Monica Reed

Make sure to look up to the sky tonight!

Silhouette of young couple watching Meteor Shower. Nigh Sky. Photo: shutterstock

Make sure to look up to the sky tonight!

The sky will be alive with activity tonight!  The Orionid meteor shower is about to be at it’s most active tonight!

The Orionids are considered a major meteor shower based on the amount of visible meteors that can be seen streaking across the sky!  The Orionids runs from around the first week of October to the first week of November.

FUN FACT: The constellation Orion — where shower gets its name because the meteors point back to a spot in Orion known as the radiant point.

The American Meteor Society says that the meteors per hour may be visible this week, with that number increasing to as many as 20 per hour during the peak on Oct. 20 and Oct. 21.

The Orionids are really just bits of dust and debris left behind from famed Halley’s Comet from its previous trips through the inner solar system.  All that cosmic debris and grime slams into the upper atmosphere and burns up in a display we see on the ground as shooting stars and even maybe a fireball.

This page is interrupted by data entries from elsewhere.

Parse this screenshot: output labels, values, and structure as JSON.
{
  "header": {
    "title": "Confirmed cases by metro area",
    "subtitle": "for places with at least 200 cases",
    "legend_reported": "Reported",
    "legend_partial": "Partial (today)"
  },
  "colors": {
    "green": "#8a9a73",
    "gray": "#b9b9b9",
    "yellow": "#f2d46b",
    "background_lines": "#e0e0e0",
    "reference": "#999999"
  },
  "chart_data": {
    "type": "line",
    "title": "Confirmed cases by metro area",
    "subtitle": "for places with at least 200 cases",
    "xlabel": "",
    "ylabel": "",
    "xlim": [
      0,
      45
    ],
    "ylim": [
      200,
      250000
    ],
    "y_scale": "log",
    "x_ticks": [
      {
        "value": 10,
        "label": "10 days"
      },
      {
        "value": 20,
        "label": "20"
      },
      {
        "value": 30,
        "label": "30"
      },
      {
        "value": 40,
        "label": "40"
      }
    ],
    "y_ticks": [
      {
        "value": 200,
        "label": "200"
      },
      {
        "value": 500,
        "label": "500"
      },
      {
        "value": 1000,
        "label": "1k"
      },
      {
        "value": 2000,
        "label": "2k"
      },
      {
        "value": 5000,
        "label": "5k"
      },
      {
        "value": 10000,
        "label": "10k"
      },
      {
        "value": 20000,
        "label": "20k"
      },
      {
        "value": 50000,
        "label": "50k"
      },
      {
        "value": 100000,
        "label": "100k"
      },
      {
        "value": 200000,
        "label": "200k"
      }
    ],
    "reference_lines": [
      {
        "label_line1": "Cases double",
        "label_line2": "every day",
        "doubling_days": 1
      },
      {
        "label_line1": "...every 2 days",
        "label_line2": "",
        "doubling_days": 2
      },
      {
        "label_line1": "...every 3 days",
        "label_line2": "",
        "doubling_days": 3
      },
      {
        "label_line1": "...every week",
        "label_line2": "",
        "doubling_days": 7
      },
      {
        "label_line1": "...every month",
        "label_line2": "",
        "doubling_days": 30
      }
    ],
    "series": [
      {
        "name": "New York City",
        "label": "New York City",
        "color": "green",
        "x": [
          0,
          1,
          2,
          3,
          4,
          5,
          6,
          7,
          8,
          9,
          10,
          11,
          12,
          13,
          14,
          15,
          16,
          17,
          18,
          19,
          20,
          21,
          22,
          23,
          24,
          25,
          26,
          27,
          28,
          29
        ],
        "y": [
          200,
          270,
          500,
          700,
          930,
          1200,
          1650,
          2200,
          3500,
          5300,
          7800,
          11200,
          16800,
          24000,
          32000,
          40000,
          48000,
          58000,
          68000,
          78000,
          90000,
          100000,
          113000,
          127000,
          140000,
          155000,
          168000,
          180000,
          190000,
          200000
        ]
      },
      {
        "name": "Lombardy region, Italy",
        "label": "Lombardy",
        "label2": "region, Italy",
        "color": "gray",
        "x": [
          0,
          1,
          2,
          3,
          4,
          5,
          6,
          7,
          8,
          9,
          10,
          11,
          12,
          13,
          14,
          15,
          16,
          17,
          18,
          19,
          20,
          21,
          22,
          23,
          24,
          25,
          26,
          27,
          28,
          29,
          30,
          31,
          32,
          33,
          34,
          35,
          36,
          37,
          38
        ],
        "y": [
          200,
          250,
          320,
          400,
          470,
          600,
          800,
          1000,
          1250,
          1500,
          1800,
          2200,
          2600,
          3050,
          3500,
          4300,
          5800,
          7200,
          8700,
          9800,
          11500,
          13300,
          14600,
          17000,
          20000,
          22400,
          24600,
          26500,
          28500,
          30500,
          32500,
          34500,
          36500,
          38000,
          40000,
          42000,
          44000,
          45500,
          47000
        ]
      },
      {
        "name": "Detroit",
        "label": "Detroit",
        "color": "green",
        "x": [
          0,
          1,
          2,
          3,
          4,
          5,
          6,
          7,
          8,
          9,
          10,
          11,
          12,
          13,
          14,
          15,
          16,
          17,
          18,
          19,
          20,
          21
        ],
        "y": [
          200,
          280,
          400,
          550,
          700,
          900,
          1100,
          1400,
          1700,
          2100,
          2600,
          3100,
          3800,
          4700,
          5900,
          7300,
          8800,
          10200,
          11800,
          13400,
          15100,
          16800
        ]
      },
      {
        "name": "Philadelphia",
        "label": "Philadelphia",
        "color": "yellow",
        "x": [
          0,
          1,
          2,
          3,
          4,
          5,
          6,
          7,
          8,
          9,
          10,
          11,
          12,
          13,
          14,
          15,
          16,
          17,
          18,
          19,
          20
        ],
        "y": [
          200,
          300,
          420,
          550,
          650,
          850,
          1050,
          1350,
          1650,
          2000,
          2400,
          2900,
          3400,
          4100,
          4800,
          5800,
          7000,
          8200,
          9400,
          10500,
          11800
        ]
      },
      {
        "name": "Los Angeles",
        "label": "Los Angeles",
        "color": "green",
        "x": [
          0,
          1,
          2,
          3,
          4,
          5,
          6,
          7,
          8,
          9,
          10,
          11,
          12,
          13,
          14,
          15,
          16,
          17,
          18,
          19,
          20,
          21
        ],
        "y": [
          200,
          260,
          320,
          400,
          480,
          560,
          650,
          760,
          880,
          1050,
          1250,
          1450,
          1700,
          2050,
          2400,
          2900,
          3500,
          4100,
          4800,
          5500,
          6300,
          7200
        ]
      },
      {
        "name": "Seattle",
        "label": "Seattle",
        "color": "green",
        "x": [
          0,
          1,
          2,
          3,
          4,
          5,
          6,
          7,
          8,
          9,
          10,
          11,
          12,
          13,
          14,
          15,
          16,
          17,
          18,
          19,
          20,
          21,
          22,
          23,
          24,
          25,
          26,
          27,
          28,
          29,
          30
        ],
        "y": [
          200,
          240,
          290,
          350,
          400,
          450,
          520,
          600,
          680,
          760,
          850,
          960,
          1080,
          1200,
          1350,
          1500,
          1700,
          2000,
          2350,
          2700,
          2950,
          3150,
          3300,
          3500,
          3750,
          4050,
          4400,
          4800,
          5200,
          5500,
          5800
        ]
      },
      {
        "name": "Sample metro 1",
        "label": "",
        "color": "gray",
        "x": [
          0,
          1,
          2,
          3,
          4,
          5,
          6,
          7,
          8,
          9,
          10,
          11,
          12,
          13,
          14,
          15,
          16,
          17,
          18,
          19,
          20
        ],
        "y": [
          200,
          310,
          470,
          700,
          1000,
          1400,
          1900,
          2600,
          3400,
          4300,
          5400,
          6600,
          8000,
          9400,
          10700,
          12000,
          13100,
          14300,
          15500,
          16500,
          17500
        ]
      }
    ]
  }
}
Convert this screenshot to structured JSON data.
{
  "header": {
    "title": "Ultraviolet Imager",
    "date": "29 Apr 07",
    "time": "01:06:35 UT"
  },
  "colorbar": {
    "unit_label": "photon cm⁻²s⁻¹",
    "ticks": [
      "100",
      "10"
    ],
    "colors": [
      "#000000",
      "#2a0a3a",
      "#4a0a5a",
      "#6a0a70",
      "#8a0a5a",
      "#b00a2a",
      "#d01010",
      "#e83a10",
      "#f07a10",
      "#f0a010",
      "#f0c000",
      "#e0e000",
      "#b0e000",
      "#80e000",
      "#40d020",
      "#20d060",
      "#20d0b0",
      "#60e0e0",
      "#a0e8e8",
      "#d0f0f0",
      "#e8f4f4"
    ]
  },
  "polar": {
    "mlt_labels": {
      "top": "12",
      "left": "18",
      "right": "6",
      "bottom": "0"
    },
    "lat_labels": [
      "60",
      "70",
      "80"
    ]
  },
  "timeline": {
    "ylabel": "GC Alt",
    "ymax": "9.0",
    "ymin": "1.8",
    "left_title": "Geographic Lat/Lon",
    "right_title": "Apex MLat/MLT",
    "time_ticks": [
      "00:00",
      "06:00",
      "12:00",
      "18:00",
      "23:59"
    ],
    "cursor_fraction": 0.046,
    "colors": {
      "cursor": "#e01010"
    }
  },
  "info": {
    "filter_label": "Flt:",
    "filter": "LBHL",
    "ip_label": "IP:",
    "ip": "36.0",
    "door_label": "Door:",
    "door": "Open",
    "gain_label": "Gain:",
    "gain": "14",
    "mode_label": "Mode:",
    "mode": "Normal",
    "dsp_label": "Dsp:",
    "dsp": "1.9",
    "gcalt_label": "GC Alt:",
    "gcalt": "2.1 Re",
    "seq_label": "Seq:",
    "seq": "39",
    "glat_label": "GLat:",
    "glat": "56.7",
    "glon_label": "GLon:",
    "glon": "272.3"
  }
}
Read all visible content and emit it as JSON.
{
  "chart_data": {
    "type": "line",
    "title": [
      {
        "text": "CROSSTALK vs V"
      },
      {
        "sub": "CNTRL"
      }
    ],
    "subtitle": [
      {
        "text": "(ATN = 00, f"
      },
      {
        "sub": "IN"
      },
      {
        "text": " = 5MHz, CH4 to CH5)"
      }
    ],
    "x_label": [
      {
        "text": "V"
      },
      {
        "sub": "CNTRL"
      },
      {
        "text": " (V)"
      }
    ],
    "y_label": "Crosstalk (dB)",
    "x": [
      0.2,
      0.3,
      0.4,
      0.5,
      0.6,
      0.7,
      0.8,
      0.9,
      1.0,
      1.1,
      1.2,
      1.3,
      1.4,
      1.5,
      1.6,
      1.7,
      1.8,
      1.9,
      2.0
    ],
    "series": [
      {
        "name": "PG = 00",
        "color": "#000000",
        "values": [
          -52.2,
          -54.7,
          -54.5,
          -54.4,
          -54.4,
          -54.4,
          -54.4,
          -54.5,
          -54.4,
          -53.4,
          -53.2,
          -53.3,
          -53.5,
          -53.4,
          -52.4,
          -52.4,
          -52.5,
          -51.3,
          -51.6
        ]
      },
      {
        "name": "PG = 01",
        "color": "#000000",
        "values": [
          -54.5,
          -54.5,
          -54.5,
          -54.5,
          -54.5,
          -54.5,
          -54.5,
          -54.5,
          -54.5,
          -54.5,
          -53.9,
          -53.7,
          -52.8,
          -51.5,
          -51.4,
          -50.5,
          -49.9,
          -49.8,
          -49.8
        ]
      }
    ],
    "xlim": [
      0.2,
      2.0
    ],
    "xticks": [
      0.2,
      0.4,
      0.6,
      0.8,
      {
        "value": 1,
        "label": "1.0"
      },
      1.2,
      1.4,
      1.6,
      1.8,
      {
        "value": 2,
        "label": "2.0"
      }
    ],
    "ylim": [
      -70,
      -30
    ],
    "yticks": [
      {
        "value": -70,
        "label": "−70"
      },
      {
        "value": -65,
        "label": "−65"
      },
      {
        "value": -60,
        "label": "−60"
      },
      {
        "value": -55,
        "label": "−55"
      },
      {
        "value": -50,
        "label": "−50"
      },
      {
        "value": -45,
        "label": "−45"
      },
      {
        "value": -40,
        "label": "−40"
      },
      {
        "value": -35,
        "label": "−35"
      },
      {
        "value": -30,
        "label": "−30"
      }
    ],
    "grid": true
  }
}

If you blink, you might miss it!  As the Orionids enter our atmosphere at an extremely fast velocity of roughly 147,000 miles per hour (66 kilometers per second). That said, a fair amount of these meteors leave persistent trails that last for a few seconds. Some even fragment and break up in a more spectacular fashion.

Tips for the meteor shower.  Find a spot away from light pollution with a wide open view of the night sky.  Bundle up if needed, lay back, relax and let your eyes adjust. You don’t need to focus on any part of the sky, but the Orionids are so named because their trails appear to originate from the same general area of the sky as the constellation Orion.

The absolute best time to look for the Orionids in 2020 is probably in the early morning hours before dawn on Oct. 21, but this shower is known for an extended peak, so you should have a good chance of seeing some meteors if you get up early a few days before or after that peak date as well.